Lire la chronique d' Amid Faljaoui
Rivalité entre Berlin-Paris: ne nous trompons pas d’ennemi
Lorsqu’on livre une guerre même indirecte comme c’est le cas avec la Russie, le plus important, c’est de ne pas se tromper d’ennemi. Vous me direz, “merci de nous rappeler une évidence”. Et pourtant, cette évidence, la France et l’Allemagne sont en train de la perdre de vue…
C’est pourtant à un divorce discret, mais réel qui se déroule en ce moment. Je parle de divorce parce que l’Union européenne a été bâtie, ces dernières décennies, sur ce qu’on a appelé le couple “franco-allemand”. Aucune grande décision n’a été prise sans l’aval des 2 premières puissances économiques de l’Europe. Seulement, voilà, ce couple “franco-allemand” bat de l’aile devant nous et ce couple ne cache plus sa mésentente. Ce qui doit, hélas, faire plaisir à Vladimir Poutine.
Je vous donne quelques exemples de cette mésentente : ce vendredi, le chancelier allemand se rendra en Chine. Ce n’est évidemment pas pour visiter la Grande Muraille, mais pour défendre les intérêts de son industrie. Emmanuel Macron lui avait proposé d’y aller à deux pour montrer au président chinois que l’Europe est solidaire. Sa demande a été refusée par les Allemands. Autre exemple : il y a quelques jours, on a appris que l’Allemagne allait bâtir son bouclier antimissile en faisant appel à des fournisseurs militaires américains et israéliens, alors que des fournisseurs similaires existent en France et en Italie. Et plus récemment encore, c’est le commissaire européen Thierry Breton qui s’étonnait que l’Allemagne accepte de vendre 25% du port de Hambourg à un groupe chinois, alors même que la Commission européenne scrute à la loupe les investissements chinois dans des entreprises ou infrastructures stratégiques. Or, un port, surtout celui de Hambourg, est par définition stratégique.

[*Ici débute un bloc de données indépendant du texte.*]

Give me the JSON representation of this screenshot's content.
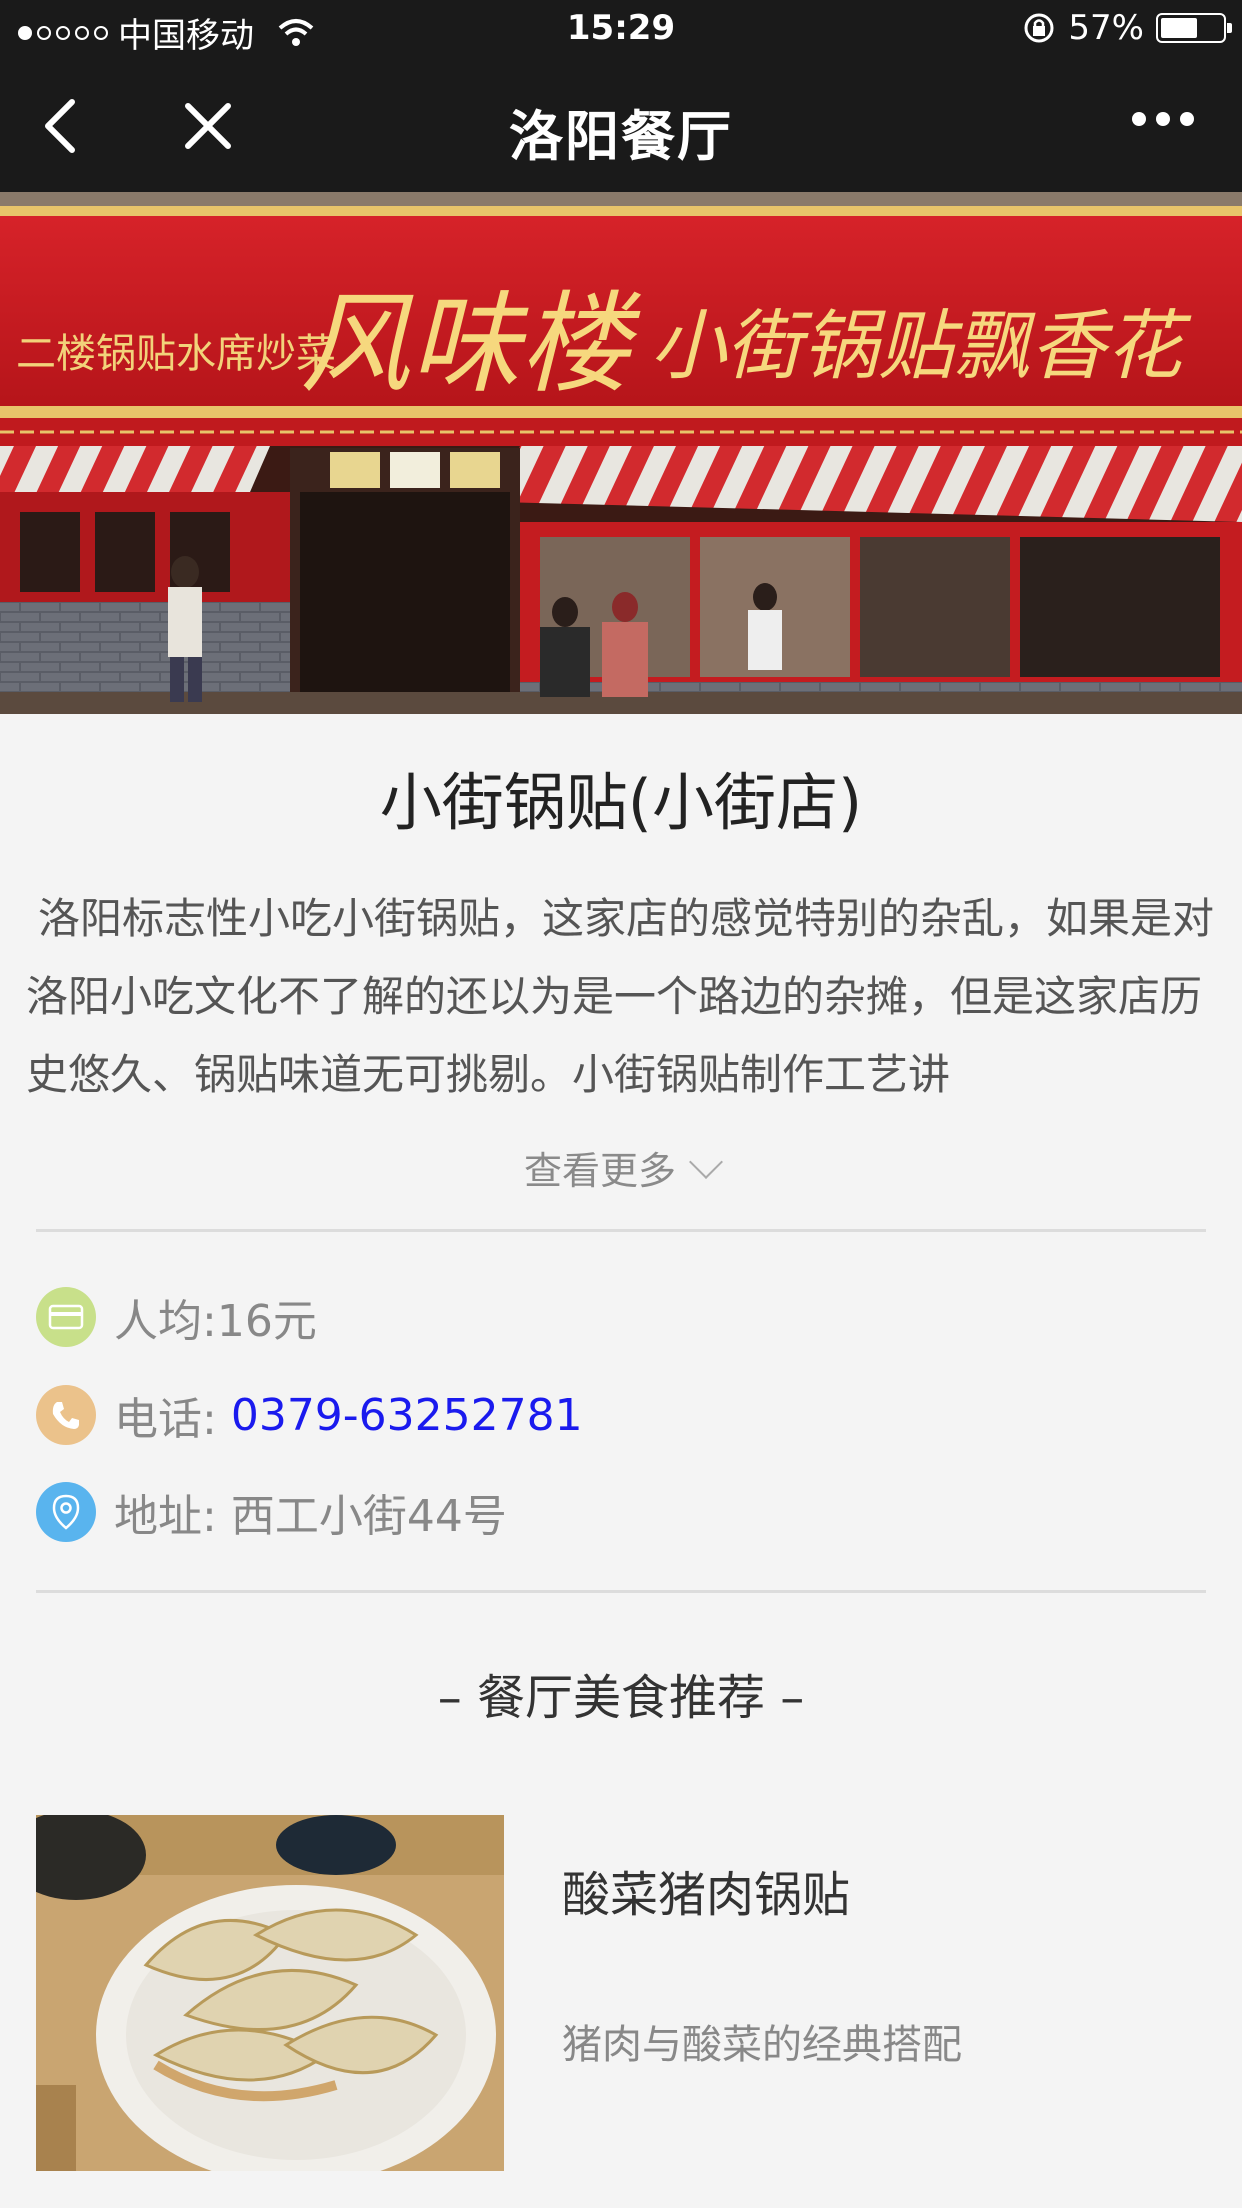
{
  "status_bar": {
    "carrier": "中国移动",
    "time": "15:29",
    "battery": "57%"
  },
  "nav": {
    "title": "洛阳餐厅"
  },
  "hero": {
    "sign_text_small": "二楼锅贴水席炒菜",
    "sign_text_main": "风味楼",
    "sign_text_right": "小街锅贴飘香花"
  },
  "store": {
    "title": "小街锅贴(小街店)",
    "description": "洛阳标志性小吃小街锅贴，这家店的感觉特别的杂乱，如果是对洛阳小吃文化不了解的还以为是一个路边的杂摊，但是这家店历史悠久、锅贴味道无可挑剔。小街锅贴制作工艺讲",
    "more_label": "查看更多"
  },
  "info": {
    "price_label": "人均: ",
    "price_value": "16元",
    "phone_label": "电话: ",
    "phone_value": "0379-63252781",
    "address_label": "地址: ",
    "address_value": "西工小街44号"
  },
  "section": {
    "title": "– 餐厅美食推荐 –"
  },
  "dishes": [
    {
      "name": "酸菜猪肉锅贴",
      "desc": "猪肉与酸菜的经典搭配"
    }
  ]
}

Cela, c’est pour les griefs, vus de France, mais les Allemands sont aussi méfiants : ils pensent que sur le plan de la défense européenne les Français parlent beaucoup, mais visent, en réalité, à défendre leur propre industrie de l’armement. La preuve, selon eux, c’est que Dassault avance à reculons dans le projet d’avion de combat européen. De même sur le plan énergétique, la France est aussi soupçonnée de défendre avant tout sa filière de centrales nucléaires, sinon comment expliquer qu’elle ait été réticente au projet de gazoduc entre l’Espagne et l’Allemagne ?
En fait, la question qui se pose aujourd’hui est assez simple : cette mésentente, est-elle le fruit de quelques maladresses, de quelques incompréhensions ou est-ce autre chose ?
Et cette autre chose, c’est que l’Allemagne aurait compris qu’elle avait une opportunité historique de devenir le véritable centre de l’Europe, non seulement sur le plan économique, mais aussi sur le plan politique. Comme le Royaume-Uni a quitté l’Europe, comme la menace russe a soudé, comme jamais, les pays baltiques, les pays d’Europe centrale et de l’Est, qui ont en commun de partager des frontières et un passé douloureux avec la Russie ; tout cela contribue à ce que Berlin devienne le nouveau centre de gravité de l’Europe de demain.
Et si vous ajoutez à cela, que plusieurs sondages montrent que les citoyens allemands ne portent plus le fardeau moral du régime nazi, car ils estiment que ni eux, ni leurs parents ne sont concernés par ces agissements d’un autre temps, alors vous voyez surgir une nouvelle Allemagne décomplexée sur le plan politique. Margaret Thatcher disait des Allemands que si vous ne les aviez pas à genoux, vous les aviez à la gorge. Ce genre de propos d’un autre temps n’a plus lieu d’être, et donc, le grand défi aujourd’hui, c’est de reconnaitre la place politique légitime de l’Allemagne, mais sans que cette dernière oublie son rôle de solidarité envers les autres pays européens. Et surtout, s’il vous plaît, ne nous trompons pas d’ennemi : l’ennemi n’est pas à Berlin, mais à Moscou.